D) İLGİLİ YASAL HÜKÜMLER
5271 sayılı Ceza Muhakemesi Kanunu’nun 231. maddesinin 12. fıkrası:
Hükmün açıklanmasının geri bırakılması kararına itiraz edilebilir.
5271 sayılı Ceza Muhakemesi Kanunu’nun 264. maddesi:
(1) Kabul edilebilir bir başvuruda kanun yolunun veya merciin belirlenmesinde yanılma, başvuranın haklarını ortadan kaldırmaz.
(2) Bu hâlde başvurunun yapıldığı merci, başvuruyu derhâl görevli ve yetkili olan mercie gönderir.
Ceza Muhakemesi Kanununun Yürürlük ve Uygulama Şekli Hakkında Kanun’un 8. maddesinin 1. fıkrası:
5320 sayılı Kanunun 8. maddesinin 1. fıkrasına göre, bölge adliye mahkemelerinin göreve başlama tarihinden önce aleyhine temyiz yoluna başvurulmuş olan kararlar hakkında, kesinleşinceye kadar Ceza Muhakemeleri Usulü Kanununun 322 nci maddesinin dördüncü, beşinci ve altıncı fıkraları hariç olmak üzere, 305 ilâ 326 ncı maddeleri uygulanır.

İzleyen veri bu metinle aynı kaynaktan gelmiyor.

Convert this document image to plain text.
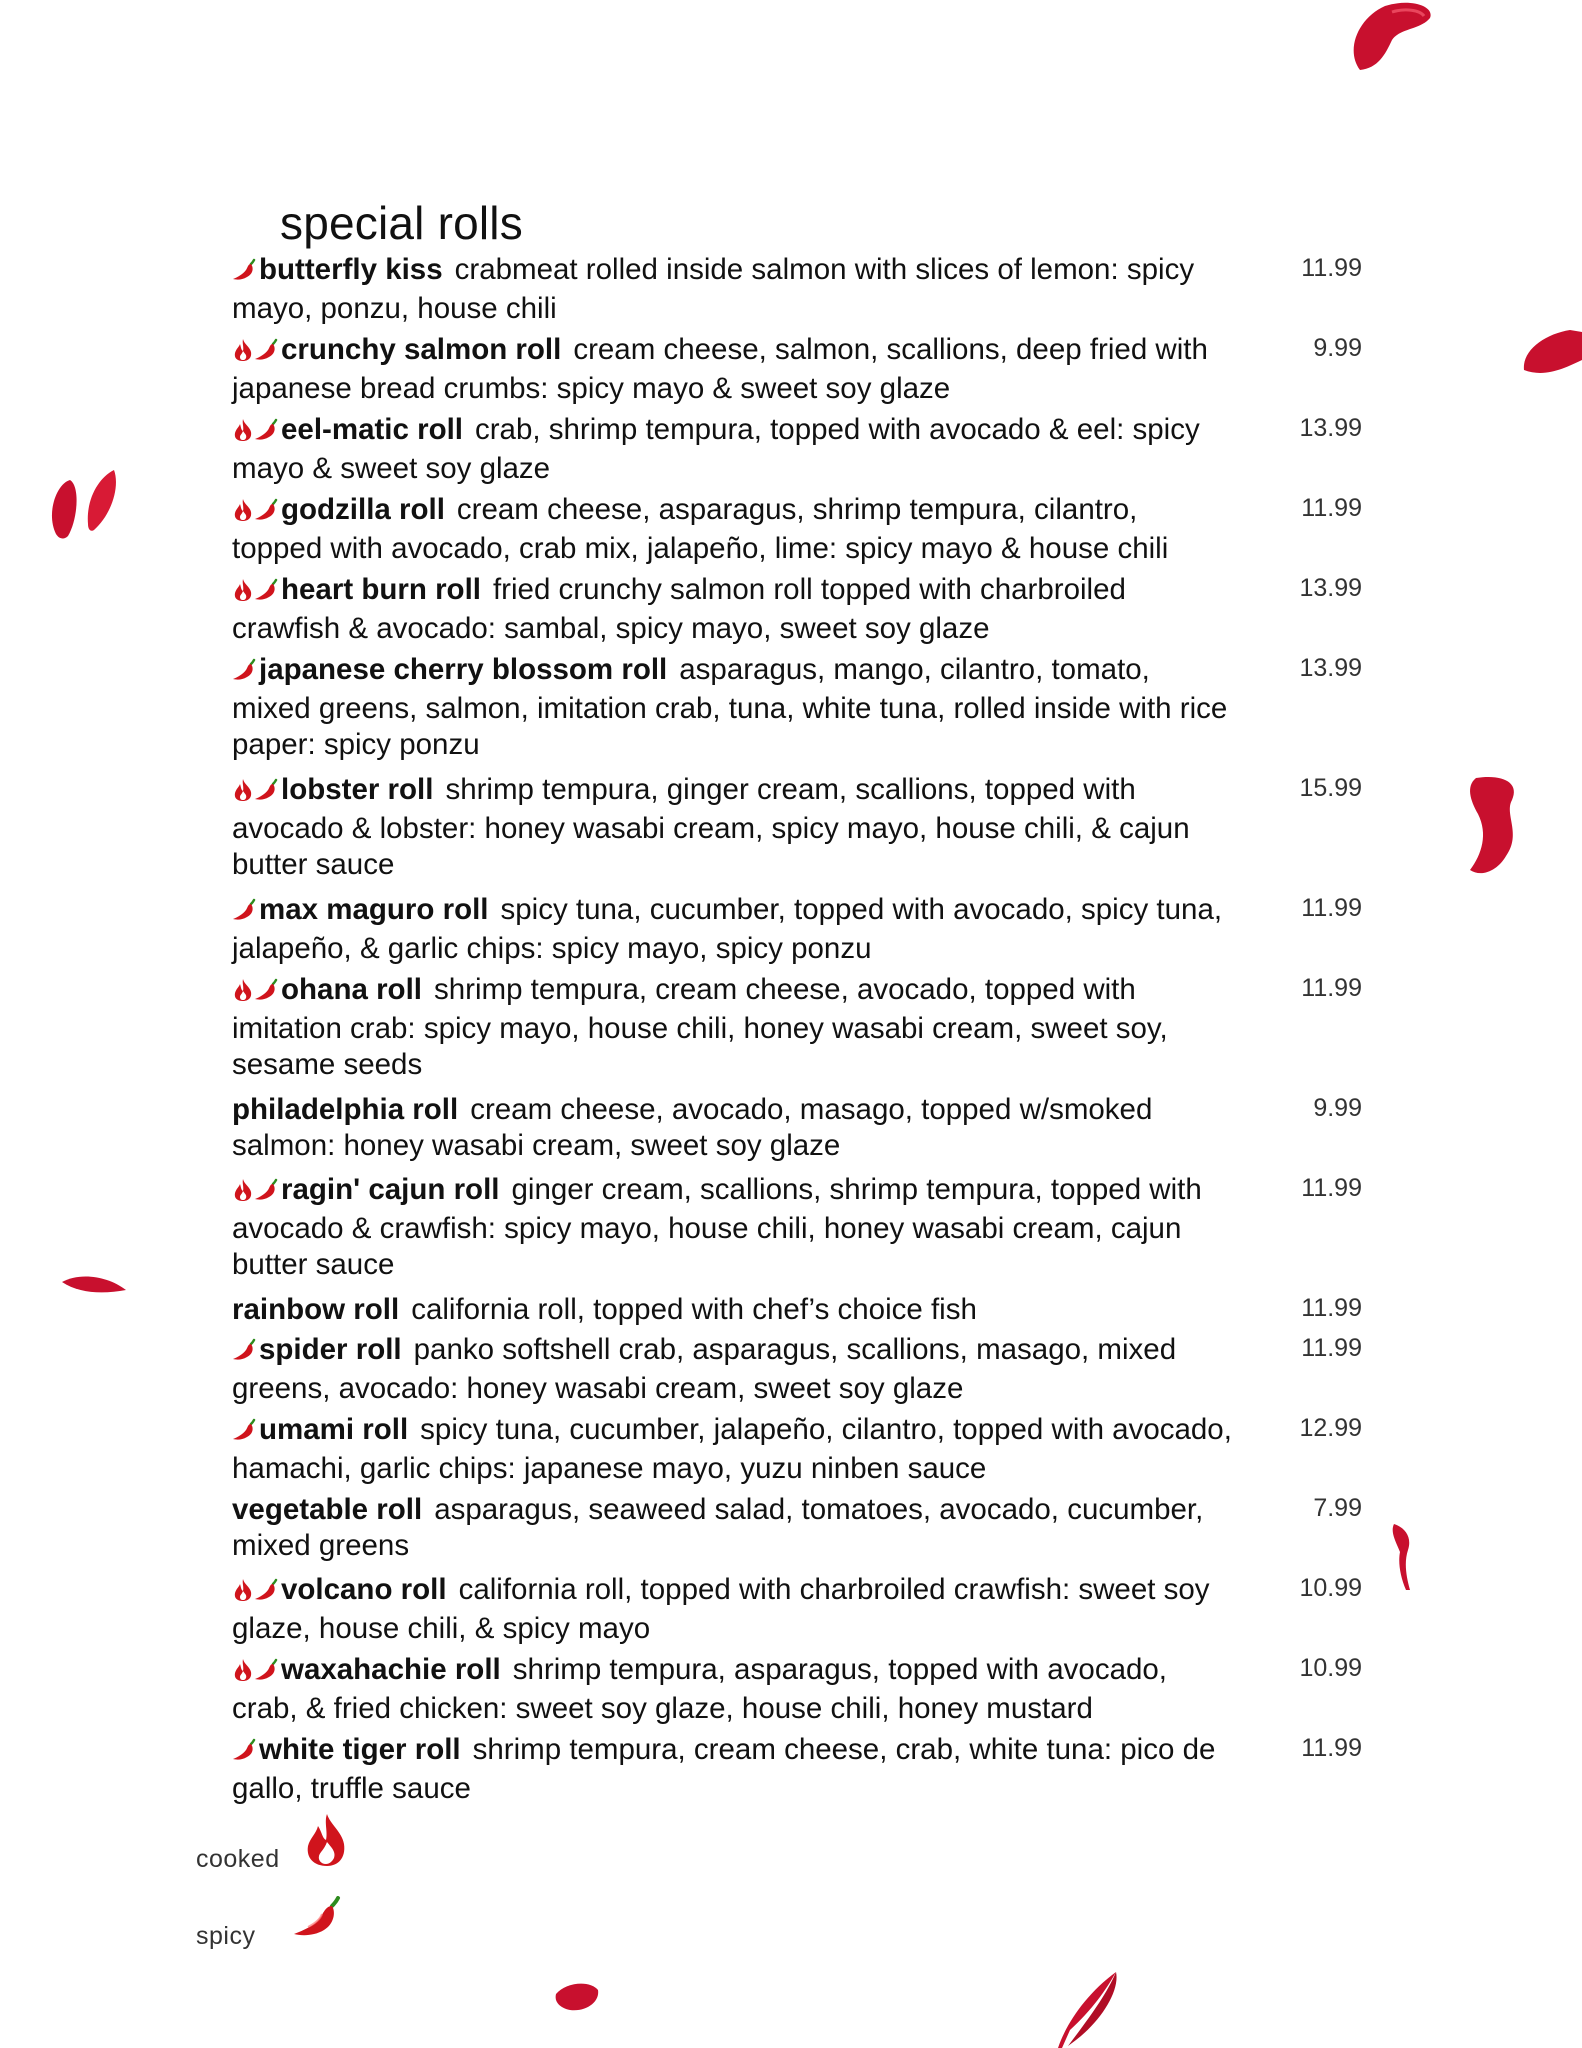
special rolls
butterfly kiss crabmeat rolled inside salmon with slices of lemon: spicy mayo, ponzu, house chili
11.99
crunchy salmon roll cream cheese, salmon, scallions, deep fried with japanese bread crumbs: spicy mayo & sweet soy glaze
9.99
eel-matic roll crab, shrimp tempura, topped with avocado & eel: spicy mayo & sweet soy glaze
13.99
godzilla roll cream cheese, asparagus, shrimp tempura, cilantro, topped with avocado, crab mix, jalapeño, lime: spicy mayo & house chili
11.99
heart burn roll fried crunchy salmon roll topped with charbroiled crawfish & avocado: sambal, spicy mayo, sweet soy glaze
13.99
japanese cherry blossom roll asparagus, mango, cilantro, tomato, mixed greens, salmon, imitation crab, tuna, white tuna, rolled inside with rice paper: spicy ponzu
13.99
lobster roll shrimp tempura, ginger cream, scallions, topped with avocado & lobster: honey wasabi cream, spicy mayo, house chili, & cajun butter sauce
15.99
max maguro roll spicy tuna, cucumber, topped with avocado, spicy tuna, jalapeño, & garlic chips: spicy mayo, spicy ponzu
11.99
ohana roll shrimp tempura, cream cheese, avocado, topped with imitation crab: spicy mayo, house chili, honey wasabi cream, sweet soy, sesame seeds
11.99
philadelphia roll cream cheese, avocado, masago, topped w/smoked salmon: honey wasabi cream, sweet soy glaze
9.99
ragin' cajun roll ginger cream, scallions, shrimp tempura, topped with avocado & crawfish: spicy mayo, house chili, honey wasabi cream, cajun butter sauce
11.99
rainbow roll california roll, topped with chef’s choice fish	11.99
spider roll panko softshell crab, asparagus, scallions, masago, mixed greens, avocado: honey wasabi cream, sweet soy glaze
11.99
umami roll spicy tuna, cucumber, jalapeño, cilantro, topped with avocado, hamachi, garlic chips: japanese mayo, yuzu ninben sauce
12.99
vegetable roll asparagus, seaweed salad, tomatoes, avocado, cucumber, mixed greens
7.99
volcano roll california roll, topped with charbroiled crawfish: sweet soy glaze, house chili, & spicy mayo
10.99
waxahachie roll shrimp tempura, asparagus, topped with avocado, crab, & fried chicken: sweet soy glaze, house chili, honey mustard
10.99
white tiger roll shrimp tempura, cream cheese, crab, white tuna: pico de gallo, truffle sauce
11.99
cooked
spicy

1412 sayılı Ceza Muhakemeleri Kanunu’nun 315. maddesi:
Temyiz isteği kanuni sürenin geçmesinden sonra yapılmış veya temyiz edilemeyecek bir hüküm temyiz edilmişse veya temyiz edenin buna hakkı yoksa, hükmü temyiz olunan mahkeme bir karar ile temyiz dilekçesini reddeder.
Temyiz eden taraf red kararının kendisine tebliğinden itibaren bir hafta Temyiz Mahkemesinden bu hususta bir karar verilmesini taleb edebilir. Bu takdirde dosya Temyiz Mahkemesine gönderilir. Şu kadar ki, bu sebepten dolayı hükmün infazı tehir olunmaz.
E) KONUNUN İRDELENMESİ
İtiraz yasa yoluna tabi olan bir karar temyiz edildiğinde, başvuran kimse kanun yolunda yanılmış olur. Bu durumda başvurunun yapıldığı merci, yasa yolu isteğinin reddetmeden, dosyayı itirazı inceleyecek mercie göndermek zorundadır.
Yasa yolunda yanılma olduğunda, ortada bir talep vardır. Bir yandan temyiz isteğinin reddine karar verilmesi, diğer yandan itirazın incelenmesi için merciine gönderilmesi, tek olan talebin bölünmesi anlamına gelir. Bu durum bir bakıma, yağma suçundan açılan dava üzerine, yağma suçundan beraat ve suçun niteliğinin değiştiği gerekçesiyle hırsızlık suçundan mahkûmiyet hükmü kurulmasına benzemektedir.
Somut olayda, yasa yolunda yanılmış olan katılan vekilinin temyiz talebi üzerine, yerel mahkemenin dosyayı itirazı inceleyecek olan mercie göndermesi gerekirken, “temyiz isteğinin reddine karar vermesi” yasaya aykırıdır. Yargıtay Ceza Genel Kurulu’nca, ret kararının kaldırılması yerine onanmasına karar verilmesi doğru değildir.
F) SONUÇ
Ceza Genel Kurulu’nun belirttiğim kararının diğer bölümlerini benimsemekle birlikte, yerel mahkemenin yasaya aykırı olan ret kararının kaldırılması yerine onanmasına ilişkin çoğunluk görüşüne katılmıyorum.” gerekçeleriyle, karşı oy kullanmıştır.
SONUÇ:
Açıklanan nedenlerle;
1- Yargıtay C. Başsavcılığı itirazının KABULÜNE,
2- Yargıtay 3. Ceza Dairesinin 29.03.2010 gün ve 25680-5602 sayılı kararının KALDIRILMASINA,
3- Temyiz isteminin reddi kararının ONANMASINA,
4- 5271 sayılı CYY’nın 264/2. maddesi uyarınca gereğinin mahallinde yerine getirilmesi için dosyanın incelenmeksizin mahkemesine İADESİNE,
15.06.2010 günü yapılan müzakerede iade yönünden oybirliğiyle, onama yönünden ise oyçokluğuyla karar verildi.